Segundo os promotores do Grupo de Atuação Especial de Combate ao Crime Organizado (Gaeco), do MPDFT, o grupo se valia de prazos apertados para entregas e apresentações de propostas, além de prorrogações. Tudo na intenção de favorecer empresas escolhidas pelos acusados e só possível graças a “intenso trabalho de bastidores dos integrantes da organização criminosa”.
Manobras
Entre as irregularidades citadas pelo MPDFT na denúncia, obtida pelo Metrópoles, os promotores narram que, na primeira licitação, o ex-secretário Francisco Araújo, “valendo-se de informações genéricas”, determinou a abertura do prazo de apresentação das propostas.
Com a apreensão do celular de Eduardo Pojo, então secretário-adjunto de Gestão em Saúde, os investigadores constataram que a ausência de detalhes sobre o certame foi uma artimanha utilizada pela organização para que a empresa de interesse de Araújo, a Precisa Comercialização de Medicamentos Ltda., tivesse mais tempo para apresentar a proposta.
Em troca de mensagens feita em 2 de abril, Araújo questiona Pojo sobre a possibilidade de a empresa apresentar oficialmente a proposta.
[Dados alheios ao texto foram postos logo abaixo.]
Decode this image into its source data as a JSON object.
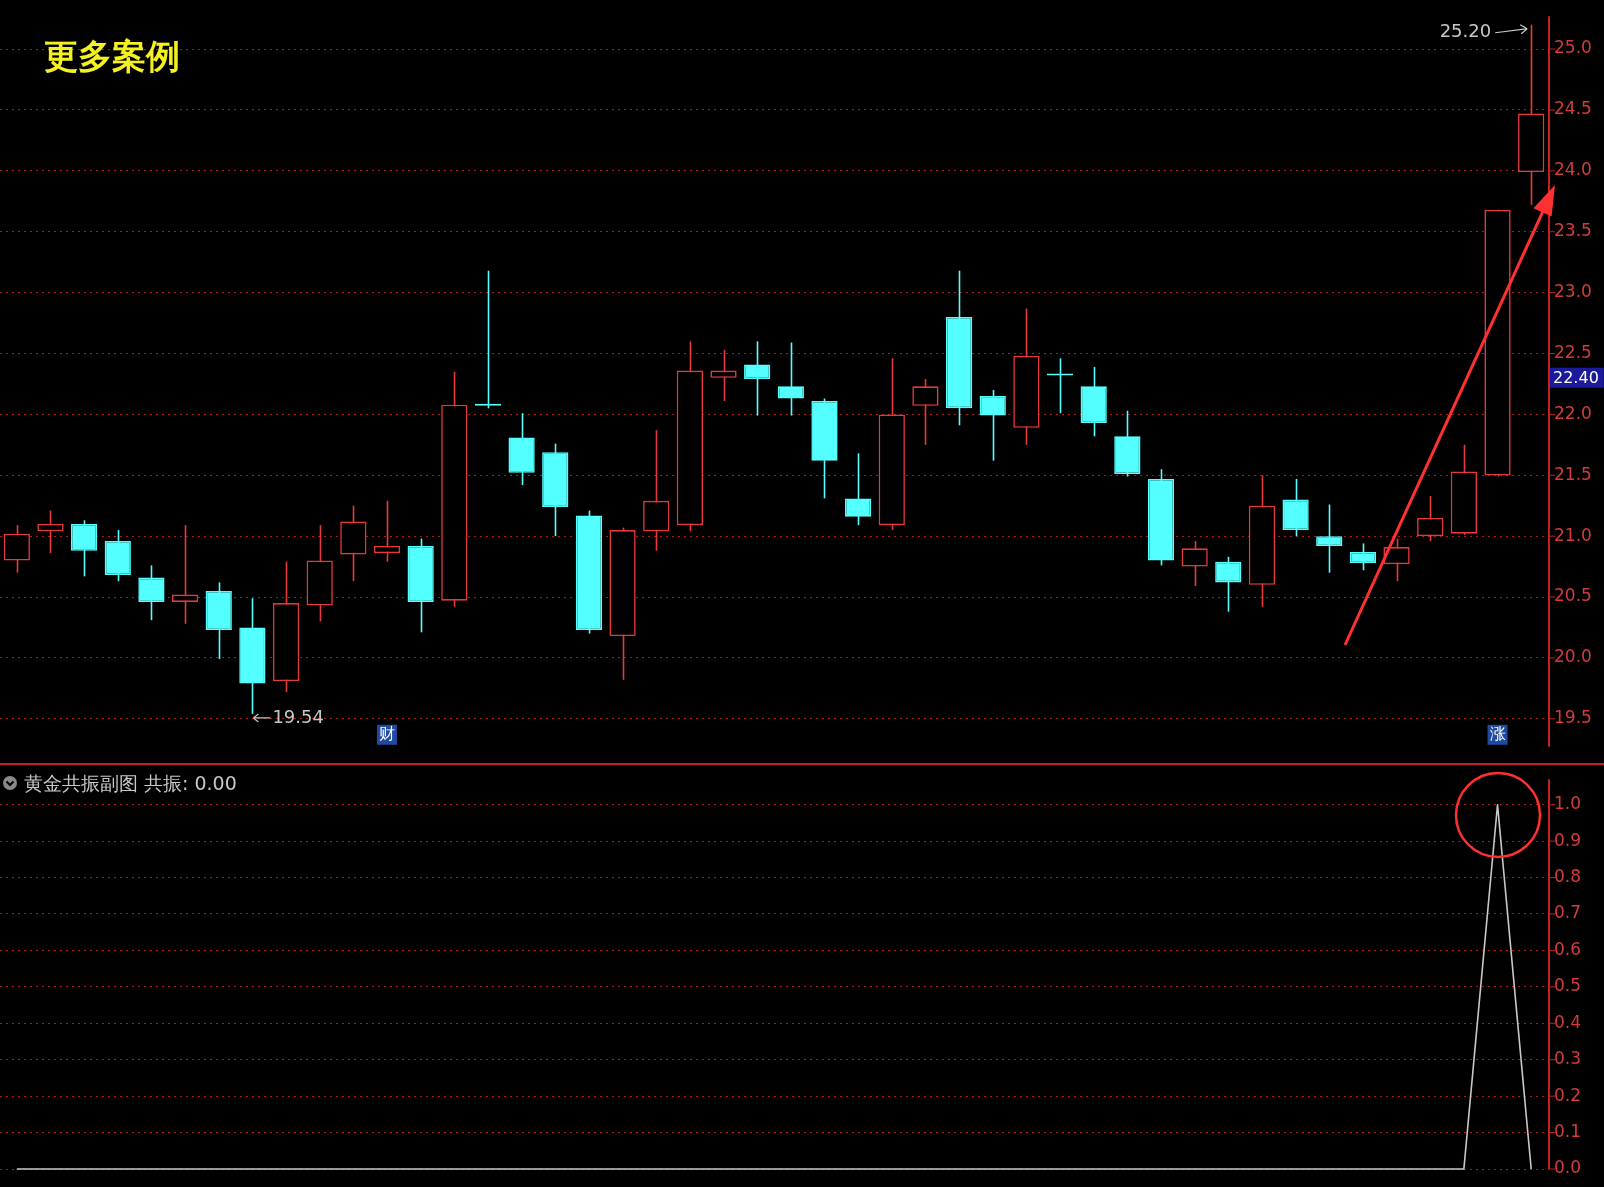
{
  "chart_data": [
    {
      "type": "candlestick",
      "title": "更多案例",
      "categories": [
        null,
        null,
        null,
        null,
        null,
        null,
        null,
        null,
        null,
        null,
        null,
        "财",
        null,
        null,
        null,
        null,
        null,
        null,
        null,
        null,
        null,
        null,
        null,
        null,
        null,
        null,
        null,
        null,
        null,
        null,
        null,
        null,
        null,
        null,
        null,
        null,
        null,
        null,
        null,
        null,
        null,
        null,
        null,
        null,
        "涨",
        null
      ],
      "ohlc": [
        [
          20.8,
          21.09,
          20.7,
          21.02
        ],
        [
          21.04,
          21.21,
          20.86,
          21.1
        ],
        [
          21.1,
          21.13,
          20.67,
          20.88
        ],
        [
          20.96,
          21.05,
          20.63,
          20.68
        ],
        [
          20.66,
          20.76,
          20.31,
          20.46
        ],
        [
          20.46,
          21.09,
          20.28,
          20.52
        ],
        [
          20.55,
          20.62,
          19.99,
          20.23
        ],
        [
          20.25,
          20.49,
          19.54,
          19.79
        ],
        [
          19.81,
          20.79,
          19.72,
          20.45
        ],
        [
          20.43,
          21.09,
          20.3,
          20.8
        ],
        [
          20.85,
          21.25,
          20.63,
          21.12
        ],
        [
          20.86,
          21.29,
          20.79,
          20.92
        ],
        [
          20.92,
          20.98,
          20.21,
          20.46
        ],
        [
          20.47,
          22.35,
          20.42,
          22.08
        ],
        [
          22.08,
          23.18,
          22.05,
          22.07
        ],
        [
          21.81,
          22.01,
          21.42,
          21.52
        ],
        [
          21.69,
          21.76,
          21.0,
          21.24
        ],
        [
          21.17,
          21.21,
          20.2,
          20.23
        ],
        [
          20.18,
          21.07,
          19.82,
          21.05
        ],
        [
          21.04,
          21.87,
          20.88,
          21.29
        ],
        [
          21.09,
          22.6,
          21.04,
          22.36
        ],
        [
          22.3,
          22.53,
          22.11,
          22.36
        ],
        [
          22.41,
          22.6,
          21.99,
          22.29
        ],
        [
          22.23,
          22.59,
          21.99,
          22.13
        ],
        [
          22.11,
          22.13,
          21.31,
          21.62
        ],
        [
          21.31,
          21.68,
          21.09,
          21.16
        ],
        [
          21.09,
          22.46,
          21.05,
          22.0
        ],
        [
          22.07,
          22.29,
          21.75,
          22.23
        ],
        [
          22.8,
          23.18,
          21.91,
          22.05
        ],
        [
          22.15,
          22.2,
          21.62,
          21.99
        ],
        [
          21.89,
          22.87,
          21.75,
          22.48
        ],
        [
          22.33,
          22.46,
          22.01,
          22.32
        ],
        [
          22.23,
          22.39,
          21.82,
          21.93
        ],
        [
          21.82,
          22.03,
          21.49,
          21.51
        ],
        [
          21.47,
          21.55,
          20.76,
          20.8
        ],
        [
          20.75,
          20.96,
          20.59,
          20.9
        ],
        [
          20.79,
          20.83,
          20.38,
          20.62
        ],
        [
          20.6,
          21.5,
          20.42,
          21.25
        ],
        [
          21.3,
          21.47,
          21.0,
          21.05
        ],
        [
          21.0,
          21.26,
          20.7,
          20.92
        ],
        [
          20.87,
          20.94,
          20.72,
          20.78
        ],
        [
          20.77,
          20.98,
          20.63,
          20.91
        ],
        [
          21.0,
          21.33,
          20.96,
          21.15
        ],
        [
          21.02,
          21.75,
          21.01,
          21.53
        ],
        [
          21.5,
          23.68,
          21.49,
          23.68
        ],
        [
          23.99,
          25.2,
          23.72,
          24.47
        ]
      ],
      "colors": [
        "#e8393a",
        "#e8393a",
        "#54ffff",
        "#54ffff",
        "#54ffff",
        "#e8393a",
        "#54ffff",
        "#54ffff",
        "#e8393a",
        "#e8393a",
        "#e8393a",
        "#e8393a",
        "#54ffff",
        "#e8393a",
        "#54ffff",
        "#54ffff",
        "#54ffff",
        "#54ffff",
        "#e8393a",
        "#e8393a",
        "#e8393a",
        "#e8393a",
        "#54ffff",
        "#54ffff",
        "#54ffff",
        "#54ffff",
        "#e8393a",
        "#e8393a",
        "#54ffff",
        "#54ffff",
        "#e8393a",
        "#54ffff",
        "#54ffff",
        "#54ffff",
        "#54ffff",
        "#e8393a",
        "#54ffff",
        "#e8393a",
        "#54ffff",
        "#54ffff",
        "#54ffff",
        "#e8393a",
        "#e8393a",
        "#e8393a",
        "#e8393a",
        "#e8393a"
      ],
      "ylim": [
        19.27,
        25.27
      ],
      "yticks": [
        {
          "value": 19.5,
          "label": "19.5"
        },
        {
          "value": 20,
          "label": "20.0"
        },
        {
          "value": 20.5,
          "label": "20.5"
        },
        {
          "value": 21,
          "label": "21.0"
        },
        {
          "value": 21.5,
          "label": "21.5"
        },
        {
          "value": 22,
          "label": "22.0"
        },
        {
          "value": 22.5,
          "label": "22.5"
        },
        {
          "value": 23,
          "label": "23.0"
        },
        {
          "value": 23.5,
          "label": "23.5"
        },
        {
          "value": 24,
          "label": "24.0"
        },
        {
          "value": 24.5,
          "label": "24.5"
        },
        {
          "value": 25,
          "label": "25.0"
        }
      ],
      "annotations": [
        "25.20",
        "19.54",
        "22.40"
      ],
      "grid": "y",
      "legend": false
    },
    {
      "type": "line",
      "title": "黄金共振副图 共振: 0.00",
      "categories": [
        null,
        null,
        null,
        null,
        null,
        null,
        null,
        null,
        null,
        null,
        null,
        null,
        null,
        null,
        null,
        null,
        null,
        null,
        null,
        null,
        null,
        null,
        null,
        null,
        null,
        null,
        null,
        null,
        null,
        null,
        null,
        null,
        null,
        null,
        null,
        null,
        null,
        null,
        null,
        null,
        null,
        null,
        null,
        null,
        null,
        null
      ],
      "series": [
        {
          "color": "#c8c8c8",
          "values": [
            0,
            0,
            0,
            0,
            0,
            0,
            0,
            0,
            0,
            0,
            0,
            0,
            0,
            0,
            0,
            0,
            0,
            0,
            0,
            0,
            0,
            0,
            0,
            0,
            0,
            0,
            0,
            0,
            0,
            0,
            0,
            0,
            0,
            0,
            0,
            0,
            0,
            0,
            0,
            0,
            0,
            0,
            0,
            0,
            1,
            0
          ]
        }
      ],
      "ylim": [
        0,
        1.07
      ],
      "yticks": [
        {
          "value": 0,
          "label": "0.0"
        },
        {
          "value": 0.1,
          "label": "0.1"
        },
        {
          "value": 0.2,
          "label": "0.2"
        },
        {
          "value": 0.3,
          "label": "0.3"
        },
        {
          "value": 0.4,
          "label": "0.4"
        },
        {
          "value": 0.5,
          "label": "0.5"
        },
        {
          "value": 0.6,
          "label": "0.6"
        },
        {
          "value": 0.7,
          "label": "0.7"
        },
        {
          "value": 0.8,
          "label": "0.8"
        },
        {
          "value": 0.9,
          "label": "0.9"
        },
        {
          "value": 1,
          "label": "1.0"
        }
      ],
      "grid": "y",
      "legend": false,
      "marker": "none",
      "tick_labels": "y"
    }
  ]
}
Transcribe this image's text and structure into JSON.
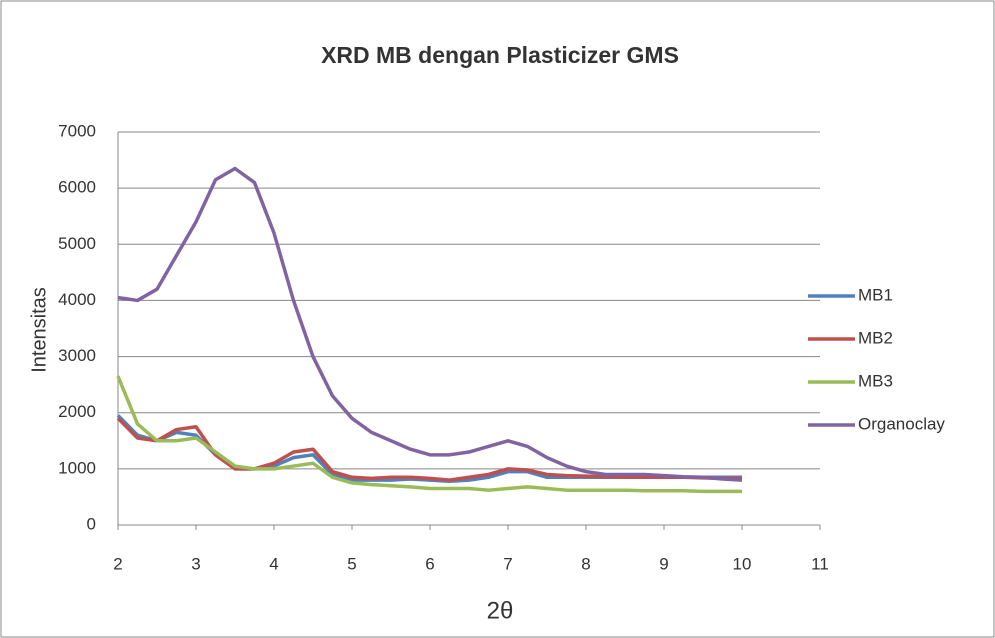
{
  "chart_data": {
    "type": "line",
    "title": "XRD MB dengan Plasticizer GMS",
    "x_label": "2θ",
    "y_label": "Intensitas",
    "x": [
      2,
      2.25,
      2.5,
      2.75,
      3,
      3.25,
      3.5,
      3.75,
      4,
      4.25,
      4.5,
      4.75,
      5,
      5.25,
      5.5,
      5.75,
      6,
      6.25,
      6.5,
      6.75,
      7,
      7.25,
      7.5,
      7.75,
      8,
      8.25,
      8.5,
      8.75,
      9,
      9.25,
      9.5,
      9.75,
      10
    ],
    "series": [
      {
        "name": "MB1",
        "color": "#4f81bd",
        "values": [
          1950,
          1600,
          1500,
          1650,
          1600,
          1250,
          1000,
          1000,
          1050,
          1200,
          1250,
          900,
          800,
          800,
          800,
          820,
          800,
          780,
          800,
          850,
          950,
          950,
          850,
          850,
          850,
          850,
          850,
          850,
          850,
          850,
          850,
          850,
          850
        ]
      },
      {
        "name": "MB2",
        "color": "#c0504d",
        "values": [
          1900,
          1550,
          1500,
          1700,
          1750,
          1250,
          1000,
          1000,
          1100,
          1300,
          1350,
          950,
          850,
          830,
          850,
          850,
          830,
          800,
          850,
          900,
          1000,
          980,
          900,
          880,
          870,
          860,
          850,
          850,
          850,
          850,
          840,
          830,
          830
        ]
      },
      {
        "name": "MB3",
        "color": "#9bbb59",
        "values": [
          2650,
          1800,
          1500,
          1500,
          1550,
          1300,
          1050,
          1000,
          1000,
          1050,
          1100,
          850,
          750,
          720,
          700,
          680,
          650,
          650,
          650,
          620,
          650,
          680,
          650,
          620,
          620,
          620,
          620,
          610,
          610,
          610,
          600,
          600,
          600
        ]
      },
      {
        "name": "Organoclay",
        "color": "#8064a2",
        "values": [
          4050,
          4000,
          4200,
          4800,
          5400,
          6150,
          6350,
          6100,
          5200,
          4000,
          3000,
          2300,
          1900,
          1650,
          1500,
          1350,
          1250,
          1250,
          1300,
          1400,
          1500,
          1400,
          1200,
          1050,
          950,
          900,
          900,
          900,
          880,
          860,
          850,
          820,
          800
        ]
      }
    ],
    "xlim": [
      2,
      11
    ],
    "xticks": [
      2,
      3,
      4,
      5,
      6,
      7,
      8,
      9,
      10,
      11
    ],
    "ylim": [
      0,
      7000
    ],
    "yticks": [
      0,
      1000,
      2000,
      3000,
      4000,
      5000,
      6000,
      7000
    ],
    "grid": true,
    "legend": "right"
  }
}
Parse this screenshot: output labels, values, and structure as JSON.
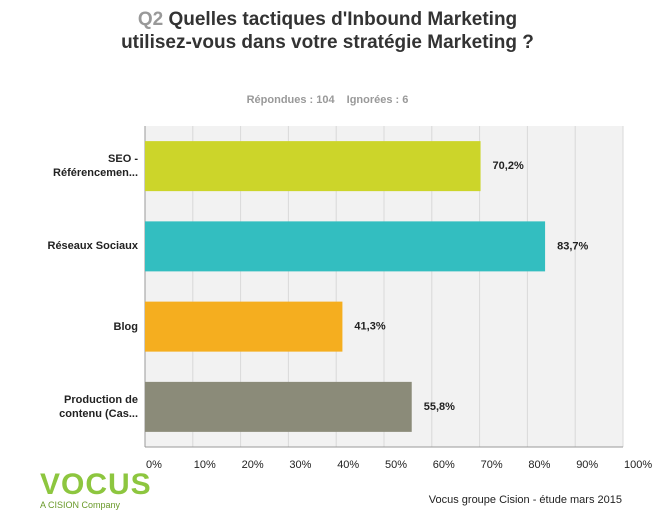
{
  "chart_data": {
    "type": "hbar",
    "question_number": "Q2",
    "title": "Quelles tactiques d'Inbound Marketing utilisez-vous dans votre stratégie Marketing ?",
    "stats": [
      "Répondues : 104",
      "Ignorées : 6"
    ],
    "categories": [
      "SEO - Référencemen...",
      "Réseaux Sociaux",
      "Blog",
      "Production de contenu (Cas..."
    ],
    "values": [
      70.2,
      83.7,
      41.3,
      55.8
    ],
    "value_labels": [
      "70,2%",
      "83,7%",
      "41,3%",
      "55,8%"
    ],
    "colors": [
      "#ccd52a",
      "#33bec0",
      "#f5ae1f",
      "#8b8b79"
    ],
    "xlim": [
      0,
      100
    ],
    "xticks": [
      {
        "value": 0,
        "label": "0%"
      },
      {
        "value": 10,
        "label": "10%"
      },
      {
        "value": 20,
        "label": "20%"
      },
      {
        "value": 30,
        "label": "30%"
      },
      {
        "value": 40,
        "label": "40%"
      },
      {
        "value": 50,
        "label": "50%"
      },
      {
        "value": 60,
        "label": "60%"
      },
      {
        "value": 70,
        "label": "70%"
      },
      {
        "value": 80,
        "label": "80%"
      },
      {
        "value": 90,
        "label": "90%"
      },
      {
        "value": 100,
        "label": "100%"
      }
    ],
    "grid": true
  },
  "logo": {
    "name": "VOCUS",
    "tagline": "A CISION Company"
  },
  "footer": "Vocus groupe Cision - étude mars 2015"
}
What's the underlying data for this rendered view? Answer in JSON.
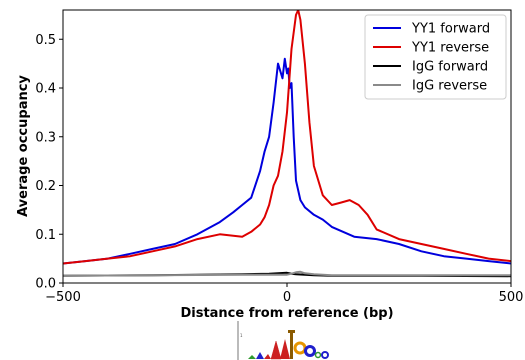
{
  "chart_data": {
    "type": "line",
    "xlabel": "Distance from reference (bp)",
    "ylabel": "Average occupancy",
    "xlim": [
      -500,
      500
    ],
    "ylim": [
      0,
      0.56
    ],
    "x_ticks": [
      -500,
      0,
      500
    ],
    "x_tick_labels": [
      "−500",
      "0",
      "500"
    ],
    "y_ticks": [
      0,
      0.1,
      0.2,
      0.3,
      0.4,
      0.5
    ],
    "y_tick_labels": [
      "0.0",
      "0.1",
      "0.2",
      "0.3",
      "0.4",
      "0.5"
    ],
    "grid": false,
    "legend_position": "top-right",
    "series": [
      {
        "name": "YY1 forward",
        "color": "#0000dd",
        "x": [
          -500,
          -450,
          -400,
          -350,
          -300,
          -250,
          -200,
          -150,
          -120,
          -100,
          -80,
          -60,
          -50,
          -40,
          -30,
          -20,
          -10,
          -5,
          0,
          3,
          6,
          10,
          15,
          20,
          30,
          40,
          60,
          80,
          100,
          150,
          200,
          250,
          300,
          350,
          400,
          450,
          500
        ],
        "y": [
          0.04,
          0.045,
          0.05,
          0.06,
          0.07,
          0.08,
          0.1,
          0.125,
          0.145,
          0.16,
          0.175,
          0.23,
          0.27,
          0.3,
          0.37,
          0.45,
          0.42,
          0.46,
          0.43,
          0.44,
          0.4,
          0.41,
          0.3,
          0.21,
          0.17,
          0.155,
          0.14,
          0.13,
          0.115,
          0.095,
          0.09,
          0.08,
          0.065,
          0.055,
          0.05,
          0.045,
          0.04
        ]
      },
      {
        "name": "YY1 reverse",
        "color": "#dd0000",
        "x": [
          -500,
          -450,
          -400,
          -350,
          -300,
          -250,
          -200,
          -150,
          -100,
          -80,
          -60,
          -50,
          -40,
          -30,
          -20,
          -10,
          0,
          10,
          20,
          25,
          30,
          40,
          50,
          60,
          80,
          100,
          120,
          140,
          160,
          180,
          200,
          250,
          300,
          350,
          400,
          450,
          500
        ],
        "y": [
          0.04,
          0.045,
          0.05,
          0.055,
          0.065,
          0.075,
          0.09,
          0.1,
          0.095,
          0.105,
          0.12,
          0.135,
          0.16,
          0.2,
          0.22,
          0.27,
          0.35,
          0.48,
          0.55,
          0.56,
          0.54,
          0.45,
          0.33,
          0.24,
          0.18,
          0.16,
          0.165,
          0.17,
          0.16,
          0.14,
          0.11,
          0.09,
          0.08,
          0.07,
          0.06,
          0.05,
          0.045
        ]
      },
      {
        "name": "IgG forward",
        "color": "#000000",
        "x": [
          -500,
          -300,
          -100,
          -40,
          -20,
          0,
          10,
          20,
          40,
          60,
          100,
          300,
          500
        ],
        "y": [
          0.015,
          0.016,
          0.018,
          0.019,
          0.02,
          0.021,
          0.019,
          0.018,
          0.017,
          0.016,
          0.015,
          0.015,
          0.014
        ],
        "stroke_width": 2
      },
      {
        "name": "IgG reverse",
        "color": "#8a8a8a",
        "x": [
          -500,
          -300,
          -100,
          0,
          10,
          20,
          30,
          40,
          60,
          100,
          300,
          500
        ],
        "y": [
          0.015,
          0.016,
          0.017,
          0.017,
          0.019,
          0.022,
          0.023,
          0.02,
          0.018,
          0.016,
          0.016,
          0.016
        ],
        "stroke_width": 2
      }
    ]
  }
}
O então secretário-adjunto de Gestão em Saúde responde que o prazo havia acabado no dia anterior.
No dia seguinte, o ex-chefe da Saúde pede: “Pojo, não anuncie ganhador no processo de testes sem antes falar comigo”.
Três dias depois, a Precisa conseguiu formalizar proposta comercial e foi declarada vencedora contra outras duas empresas. De acordo com a denúncia, os investigados não se importaram com o fato de a empresa “não ter apresentado o menor preço”.
Prazos apertados
Uma semana depois, Francisco Araújo determinou a reabertura de prazo para nova apresentação de propostas. Apesar da aparência de regularidade, a decisão tinha como pretexto excluir da disputa outras concorrentes. Para o Ministério Público, houve violação do caráter competitivo da contratação.
Em mais uma manobra, o subsecretário de Administração Geral, Iohan Andrade Struck, dificultou a participação de outras interessadas no certame ao publicar, em 9 de abril, aviso de abertura de dispensa de licitação com prazo para entrega da proposta comercial até 15h do dia seguinte.
Com o artifício usado por Struck, as empresas tiveram, oficialmente, pouco mais de três horas para providenciar toda a documentação necessária para entrar na disputa.
Uma das obrigações da vencedora seria o fornecimento dos testes dentro de 24 horas. A empresa beneficiada na dispensa de licitação, contudo, só entregou os testes em 12 de maio. Ou seja, 33 dias após a data exigida pelos investigados no anúncio do processo.
As manobras, segundo os promotores, se repetiram em, pelo menos, outras quatro dispensas de licitação.
Confira quem são os 15 denunciados pelo MPDFT:
- Francisco Araújo Filho, secretário de Saúde à época da operação: foi denunciado por organização criminosa, inobservância nas formalidades da dispensa de licitação, fraude à licitação, fraude na entrega de uma mercadoria por outra (marca diversa) e peculato (desviar dinheiro público)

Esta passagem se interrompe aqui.